After being an educator for 17 years, I have come to realise that assessing a student’s performance based solely on written exams is archaic. Our education system’s focus now should be on “preparing kids for life”. Hence, assessments based on project work is the logical way forward.
Take Finland, for example: it has no mandated standardised tests in its education system, apart from one exam when students reach the end of secondary school. And by world standards, Finland’s school system is very successful.
I am very aware that such a major shift in Malaysia’s education policy in the short- or medium- term may be near impossible and would mean going back to the drawing board. But it is possible in the long term, perhaps under the next Malaysia Education Blueprint beyond 2025 if the authorities take the first step now in realising this goal.
In chapter seven of the current blueprint (2013-2025), under “System’s structure”, there’s already a roadmap creating multiple pathways through waves one to three which could allow for a gradual transition from a focus on written exams to a greater emphasis on project work. Our students should gradually move on to doing more project work assessments compared with written exams.
The Cambridge IGCSE’s (International General Certificate of Secondary Education) Global Perspectives O Level subject assesses students based on 65% project work and 35% written work.
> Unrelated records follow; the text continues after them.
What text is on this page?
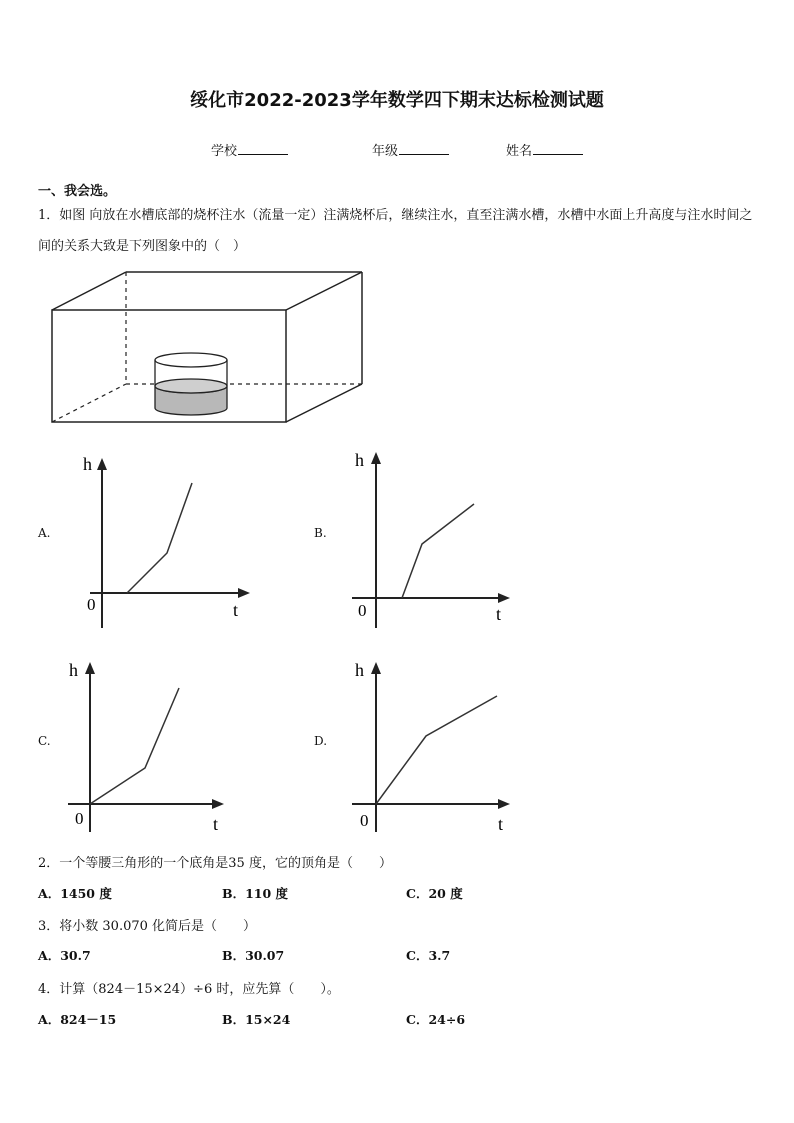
绥化市2022-2023学年数学四下期末达标检测试题
学校	年级	姓名
一、我会选。
1．如图 向放在水槽底部的烧杯注水（流量一定）注满烧杯后，继续注水，直至注满水槽，水槽中水面上升高度与注水时间之间的关系大致是下列图象中的（　）
A.
h
t
0
B.
h
t
0
C.
h
t
0
D.
h
t
0
2．一个等腰三角形的一个底角是35 度，它的顶角是（　　）
A．1450 度	B．110 度	C．20 度
3．将小数 30.070 化简后是（　　）
A．30.7	B．30.07	C．3.7
4．计算（824－15×24）÷6 时，应先算（　　）。
A．824－15	B．15×24	C．24÷6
I find students are less stressed and eager to perform tasks with this approach. Doing project work on relevant topics exposes students to critical thinking skills such as research, analytical work, goal-setting and drawing conclusions among others.
The Education Ministry could work on this approach while engaging with the relevant stakeholders such as the National Union of Teaching Profession, parents’ groups, other teachers’ organisations and various academic groups and personalities to draw upon their expertise before embarking on this approach.